Oh wow, I had no idea it broke so much stuff. Sorry about that.

The FrquencySink stuff just tries to find a valid combination of spelling and reading(katakana) in the frequency data sink. It's a simple idea, but the code is gross. I can fix it once you decide the JMDict functionality is ready.

LaurensWeyn commented 7 years ago

Don't worry, not too big a deal. Mostly the fault of me too lazy to set up tests for anything except the simplest of things.
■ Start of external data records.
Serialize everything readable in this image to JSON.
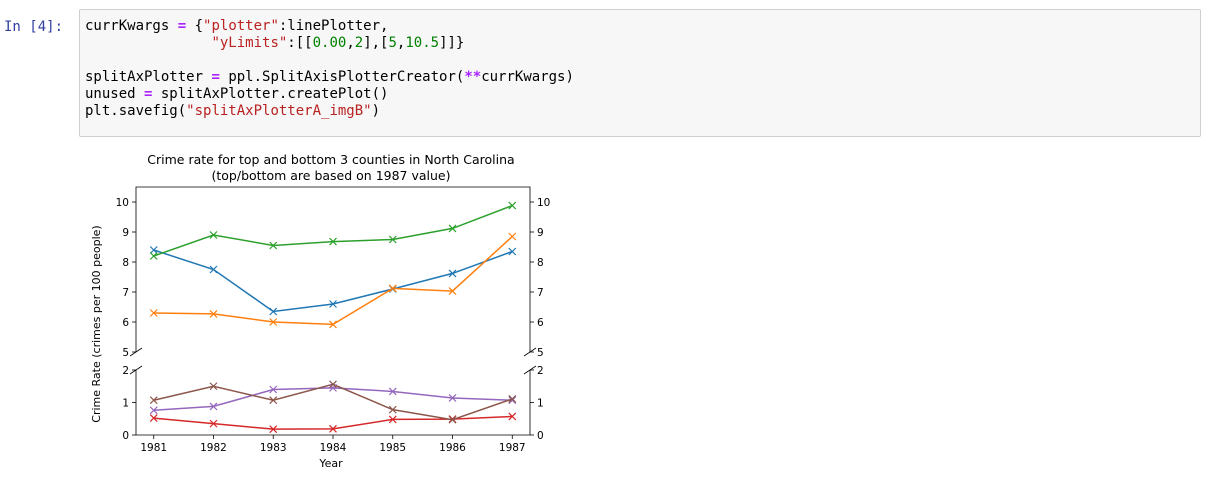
{
  "cell": {
    "prompt": "In [4]:",
    "code": {
      "l1_var": "currKwargs",
      "l1_eq": "=",
      "l1_open": " {",
      "l1_key": "\"plotter\"",
      "l1_rest": ":linePlotter,",
      "l2_key": "\"yLimits\"",
      "l2_p1": ":[[",
      "l2_n1": "0.00",
      "l2_c1": ",",
      "l2_n2": "2",
      "l2_p2": "],[",
      "l2_n3": "5",
      "l2_c2": ",",
      "l2_n4": "10.5",
      "l2_p3": "]]}",
      "l4_var": "splitAxPlotter",
      "l4_eq": "=",
      "l4_call": " ppl.SplitAxisPlotterCreator(",
      "l4_op": "**",
      "l4_rest": "currKwargs)",
      "l5_var": "unused",
      "l5_eq": "=",
      "l5_rest": " splitAxPlotter.createPlot()",
      "l6_call": "plt.savefig(",
      "l6_str": "\"splitAxPlotterA_imgB\"",
      "l6_end": ")"
    }
  },
  "chart_data": {
    "type": "line",
    "title": "Crime rate for top and bottom 3 counties in North Carolina",
    "subtitle": "(top/bottom are based on 1987 value)",
    "xlabel": "Year",
    "ylabel": "Crime Rate (crimes per 100 people)",
    "x": [
      1981,
      1982,
      1983,
      1984,
      1985,
      1986,
      1987
    ],
    "xticks": [
      "1981",
      "1982",
      "1983",
      "1984",
      "1985",
      "1986",
      "1987"
    ],
    "split_axis": true,
    "ylim_top": [
      5,
      10.5
    ],
    "ylim_bottom": [
      0,
      2
    ],
    "yticks_top": [
      "5",
      "6",
      "7",
      "8",
      "9",
      "10"
    ],
    "yticks_bottom": [
      "0",
      "1",
      "2"
    ],
    "marker": "x",
    "grid": false,
    "legend": false,
    "series": [
      {
        "color": "#1f77b4",
        "values": [
          8.4,
          7.75,
          6.35,
          6.6,
          7.1,
          7.62,
          8.35
        ]
      },
      {
        "color": "#ff7f0e",
        "values": [
          6.3,
          6.27,
          6.0,
          5.92,
          7.12,
          7.03,
          8.85
        ]
      },
      {
        "color": "#2ca02c",
        "values": [
          8.2,
          8.9,
          8.55,
          8.68,
          8.75,
          9.12,
          9.88
        ]
      },
      {
        "color": "#d62728",
        "values": [
          0.52,
          0.35,
          0.18,
          0.19,
          0.48,
          0.49,
          0.57
        ]
      },
      {
        "color": "#9467bd",
        "values": [
          0.76,
          0.88,
          1.4,
          1.45,
          1.34,
          1.14,
          1.07
        ]
      },
      {
        "color": "#8c564b",
        "values": [
          1.07,
          1.5,
          1.07,
          1.56,
          0.78,
          0.47,
          1.11
        ]
      }
    ]
  }
}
wareya commented 7 years ago

Regression testing is hard.

wareya commented 7 years ago

I think there should be an option for the definition export feature to prefer exporting kanji. This was one of the ideas behind associating individual spellings and readings for definitions. This can be done once the JMDict functionality is all done, since you could get the exact most preferred (first) kanji valid for a given reading, if the word was written in kana. With the old EDict functionality there's no way to make sure the exporter is only looking at kanji that are okay for that reading, since parsing the brackets turned out to break things.

LaurensWeyn commented 7 years ago

I think the JMDict implementation is fairly stable now and ready for the master branch. The biggest issue with it right now is the relevance/sorting system, which needs some tweaking. I could've emulated the EDict2 'P' tag approach but I went for a new scoring system that should be better in the long run.

With that, this bug is mostly fixed, except for my frustrations with the user dictionary editor not updating internally, or not saving to a file, or both. On the bright side, this has given me motivation to get working on that VNDB importer, which I should start working on hopefully this wednesday or sooner.